The mean VDS class in year \(t\), denoted \(v(t)\), is

\[v(t) = \sum_{k = 0}^K k \text { Prob} \left ( Y_t = k \right )\]

where \(Y_t\) is a random variable describing the VDS class of individual snails in year \(t\). The probabilities are expressed in terms of \(f(t)\) and the cut-points through the relationships

\[\begin{align} \text { Prob} \left ( Y_t = k \right ) &= \text { Prob} \left ( Y_t \le k \right ) - \text { Prob} \left ( Y_t \le k-1 \right ) \\ &= \frac {\text {exp} (f(t) + \theta_k)} {1 + \text {exp} (f(t) + \theta_k)} - \frac {\text {exp} (f(t) + \theta_{k-1})} {1 + \text {exp} (f(t) + \theta_{k-1})} \end{align}\]

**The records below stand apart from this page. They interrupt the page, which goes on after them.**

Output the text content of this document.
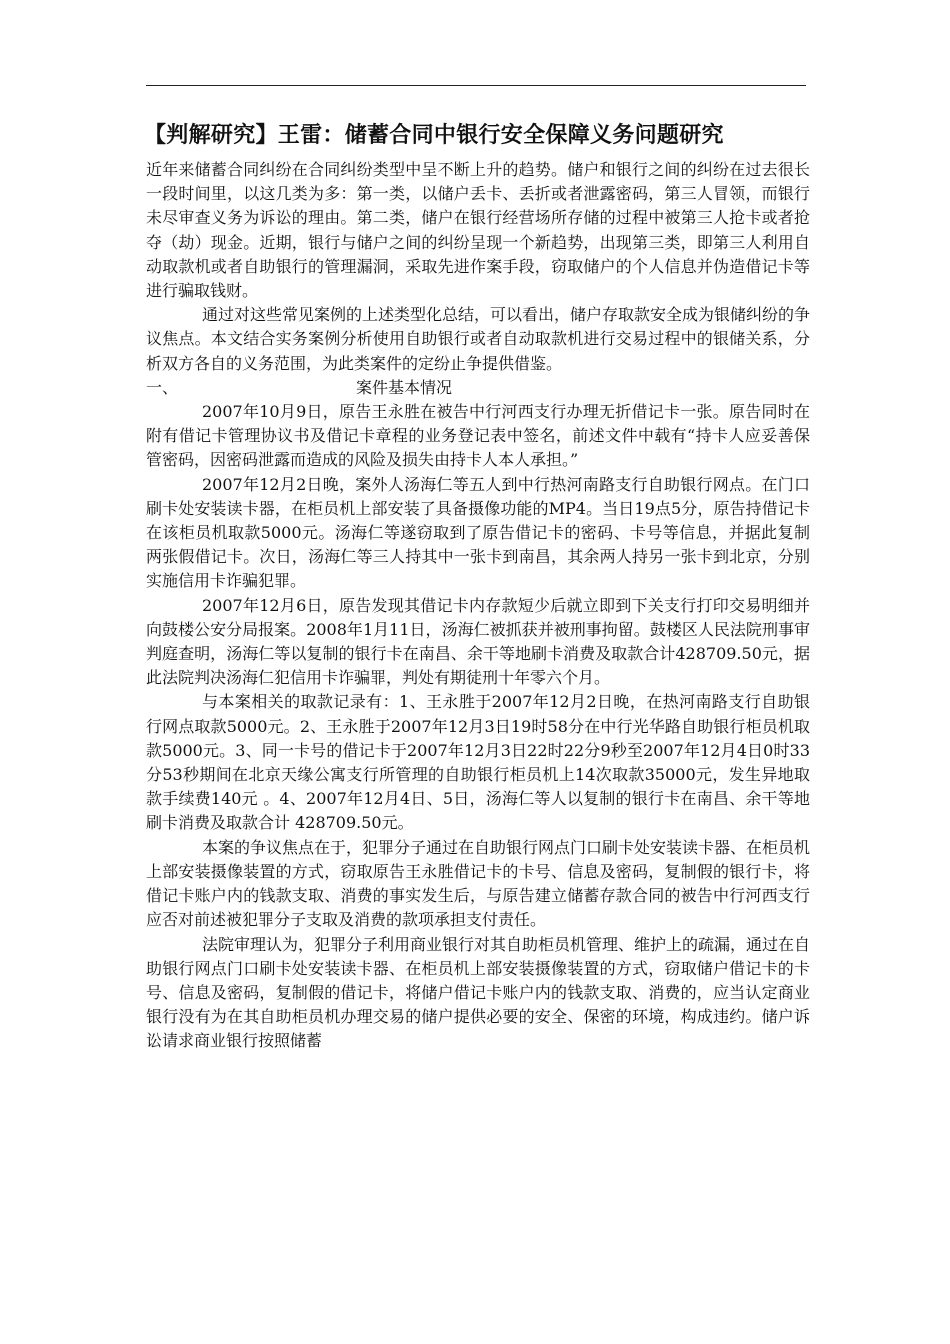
【判解研究】王雷：储蓄合同中银行安全保障义务问题研究

近年来储蓄合同纠纷在合同纠纷类型中呈不断上升的趋势。储户和银行之间的纠纷在过去很长一段时间里，以这几类为多：第一类，以储户丢卡、丢折或者泄露密码，第三人冒领，而银行未尽审查义务为诉讼的理由。第二类，储户在银行经营场所存储的过程中被第三人抢卡或者抢夺（劫）现金。近期，银行与储户之间的纠纷呈现一个新趋势，出现第三类，即第三人利用自动取款机或者自助银行的管理漏洞，采取先进作案手段，窃取储户的个人信息并伪造借记卡等进行骗取钱财。

通过对这些常见案例的上述类型化总结，可以看出，储户存取款安全成为银储纠纷的争议焦点。本文结合实务案例分析使用自助银行或者自动取款机进行交易过程中的银储关系，分析双方各自的义务范围，为此类案件的定纷止争提供借鉴。

一、	案件基本情况

2007年10月9日，原告王永胜在被告中行河西支行办理无折借记卡一张。原告同时在附有借记卡管理协议书及借记卡章程的业务登记表中签名，前述文件中载有“持卡人应妥善保管密码，因密码泄露而造成的风险及损失由持卡人本人承担。”

2007年12月2日晚，案外人汤海仁等五人到中行热河南路支行自助银行网点。在门口刷卡处安装读卡器，在柜员机上部安装了具备摄像功能的MP4。当日19点5分，原告持借记卡在该柜员机取款5000元。汤海仁等遂窃取到了原告借记卡的密码、卡号等信息，并据此复制两张假借记卡。次日，汤海仁等三人持其中一张卡到南昌，其余两人持另一张卡到北京，分别实施信用卡诈骗犯罪。

2007年12月6日，原告发现其借记卡内存款短少后就立即到下关支行打印交易明细并向鼓楼公安分局报案。2008年1月11日，汤海仁被抓获并被刑事拘留。鼓楼区人民法院刑事审判庭查明，汤海仁等以复制的银行卡在南昌、余干等地刷卡消费及取款合计428709.50元，据此法院判决汤海仁犯信用卡诈骗罪，判处有期徒刑十年零六个月。

与本案相关的取款记录有：1、王永胜于2007年12月2日晚，在热河南路支行自助银行网点取款5000元。2、王永胜于2007年12月3日19时58分在中行光华路自助银行柜员机取款5000元。3、同一卡号的借记卡于2007年12月3日22时22分9秒至2007年12月4日0时33分53秒期间在北京天缘公寓支行所管理的自助银行柜员机上14次取款35000元，发生异地取款手续费140元 。4、2007年12月4日、5日，汤海仁等人以复制的银行卡在南昌、余干等地刷卡消费及取款合计 428709.50元。

本案的争议焦点在于，犯罪分子通过在自助银行网点门口刷卡处安装读卡器、在柜员机上部安装摄像装置的方式，窃取原告王永胜借记卡的卡号、信息及密码，复制假的银行卡，将借记卡账户内的钱款支取、消费的事实发生后，与原告建立储蓄存款合同的被告中行河西支行应否对前述被犯罪分子支取及消费的款项承担支付责任。

法院审理认为，犯罪分子利用商业银行对其自助柜员机管理、维护上的疏漏，通过在自助银行网点门口刷卡处安装读卡器、在柜员机上部安装摄像装置的方式，窃取储户借记卡的卡号、信息及密码，复制假的借记卡，将储户借记卡账户内的钱款支取、消费的，应当认定商业银行没有为在其自助柜员机办理交易的储户提供必要的安全、保密的环境，构成违约。储户诉讼请求商业银行按照储蓄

with \(\text {Prob} (Y_t \le K) = 1\) as before. The mean VDS class \(v(t)\) is then estimated by plugging the estimates of \(f(t)\) and the cut-points into these formulae.

Approximate confidence intervals on \(v(t)\) are obtained by simulating the distribution of the estimates of \(f(t)\) and the cut-points and hence the distribution of \(\hat {v(t)}\)8. In particular, an upper one-sided 95% confidence limit on \(v(t)\) is the 95% ordered value of the simulated distribution of \(\hat {v(t)}\).